Eliminating the stigma associated with HIV/AIDs and providing appropriate training about the pandemic is the subject of six resolutions from the Executive Council’s Standing Committee on HIV/AIDS. Training is central in the proposed legislation, which urges all congregations, dioceses, seminaries and boards to educate members about the pandemic.

“The virus remains a major health threat for ever-changing population groups here at home and is a devastating tragedy for many countries abroad,” says the Rev. Canon Brian Grieves, director of the church’s Office of Peace and Justice Ministries.

In one resolution, the standing committee asks that both lay and ordained leadership of the Episcopal Church take a basic HIV/AIDS training course. The course would be developed by Grieves’ office in conjunction with the Episcopal AIDS Coalition and the committee.

Five principles of “just and fair immigration policies” will be put forward by the Standing Commission on Anglican and International Peace with Justice. The principles appear in the commission’s report The Alien Among You.
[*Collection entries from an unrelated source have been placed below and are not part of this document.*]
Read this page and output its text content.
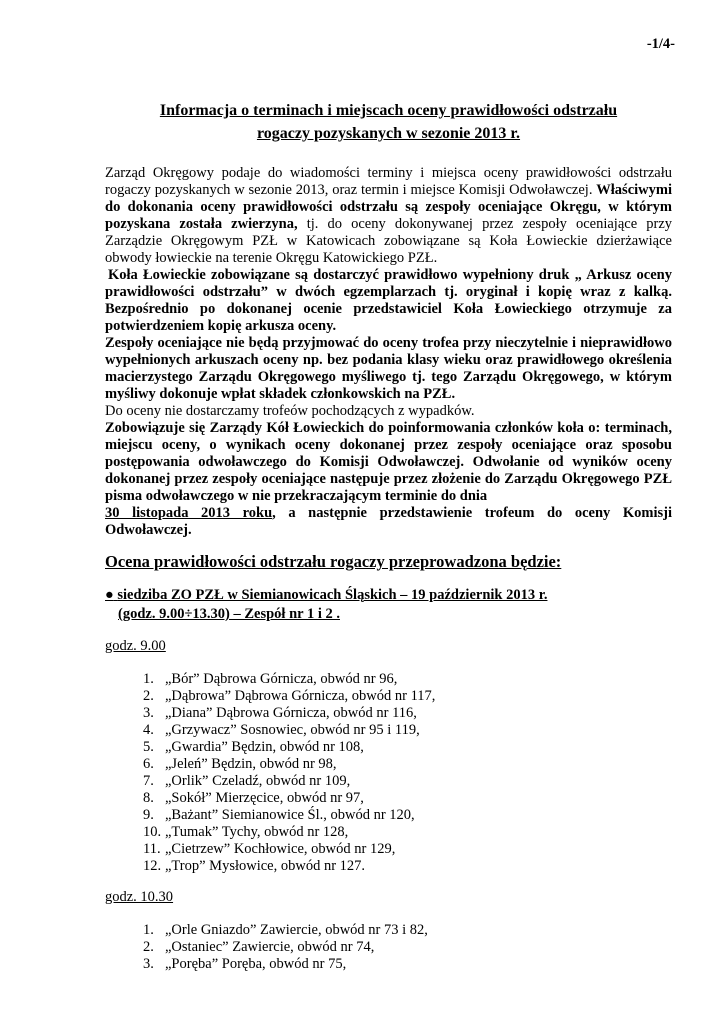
-1/4-
Informacja o terminach i miejscach oceny prawidłowości odstrzału
rogaczy pozyskanych w sezonie 2013 r.

Zarząd Okręgowy podaje do wiadomości terminy i miejsca oceny prawidłowości odstrzału rogaczy pozyskanych w sezonie 2013, oraz termin i miejsce Komisji Odwoławczej. Właściwymi do dokonania oceny prawidłowości odstrzału są zespoły oceniające Okręgu, w którym pozyskana została zwierzyna, tj. do oceny dokonywanej przez zespoły oceniające przy Zarządzie Okręgowym PZŁ w Katowicach zobowiązane są Koła Łowieckie dzierżawiące obwody łowieckie na terenie Okręgu Katowickiego PZŁ.

Koła Łowieckie zobowiązane są dostarczyć prawidłowo wypełniony druk „ Arkusz oceny prawidłowości odstrzału” w dwóch egzemplarzach tj. oryginał i kopię wraz z kalką. Bezpośrednio po dokonanej ocenie przedstawiciel Koła Łowieckiego otrzymuje za potwierdzeniem kopię arkusza oceny.

Zespoły oceniające nie będą przyjmować do oceny trofea przy nieczytelnie i nieprawidłowo wypełnionych arkuszach oceny np. bez podania klasy wieku oraz prawidłowego określenia macierzystego Zarządu Okręgowego myśliwego tj. tego Zarządu Okręgowego, w którym myśliwy dokonuje wpłat składek członkowskich na PZŁ.

Do oceny nie dostarczamy trofeów pochodzących z wypadków.

Zobowiązuje się Zarządy Kół Łowieckich do poinformowania członków koła o: terminach, miejscu oceny, o wynikach oceny dokonanej przez zespoły oceniające oraz sposobu postępowania odwoławczego do Komisji Odwoławczej. Odwołanie od wyników oceny dokonanej przez zespoły oceniające następuje przez złożenie do Zarządu Okręgowego PZŁ pisma odwoławczego w nie przekraczającym terminie do dnia

30 listopada 2013 roku, a następnie przedstawienie trofeum do oceny Komisji Odwoławczej.

Ocena prawidłowości odstrzału rogaczy przeprowadzona będzie:
● siedziba ZO PZŁ w Siemianowicach Śląskich – 19 październik 2013 r.
(godz. 9.00÷13.30) – Zespół nr 1 i 2 .
godz. 9.00
1. „Bór” Dąbrowa Górnicza, obwód nr 96,
2. „Dąbrowa” Dąbrowa Górnicza, obwód nr 117,
3. „Diana” Dąbrowa Górnicza, obwód nr 116,
4. „Grzywacz” Sosnowiec, obwód nr 95 i 119,
5. „Gwardia” Będzin, obwód nr 108,
6. „Jeleń” Będzin, obwód nr 98,
7. „Orlik” Czeladź, obwód nr 109,
8. „Sokół” Mierzęcice, obwód nr 97,
9. „Bażant” Siemianowice Śl., obwód nr 120,
10. „Tumak” Tychy, obwód nr 128,
11. „Cietrzew” Kochłowice, obwód nr 129,
12. „Trop” Mysłowice, obwód nr 127.
godz. 10.30
1. „Orle Gniazdo” Zawiercie, obwód nr 73 i 82,
2. „Ostaniec” Zawiercie, obwód nr 74,
3. „Poręba” Poręba, obwód nr 75,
They call for allowing undocumented aliens reasonable opportunity to pursue permanent residency, for allowing legal workers to respond to labor-force needs, for letting family members be reunited with those lawfully in the country, for providing legal due process for all and for enforcing national borders and immigration policies in a manner that is “proportional and humane.”

Resolutions addressing slavery and the payment of reparations come from the Executive Council and at least two dioceses – New York and Newark. Executive Council asks that the Committee on Anti-Racism collect detailed information on “the complicity of the Episcopal Church in the institution of slavery … and in the subsequent history of segregation and discrimination” as well as the economic benefits the church derived from slavery. It asks the committee to report to the next General Convention about “how the church can, as a matter of justice, share those benefits with African-American Episcopalians.”

In a separate resolution, the council asks that the church express its “profound regret,” that it apologize for its complicity and that the presiding bishop “call for a ‘Day of Repentance and Reconciliation’ with a service at the National Cathedral.”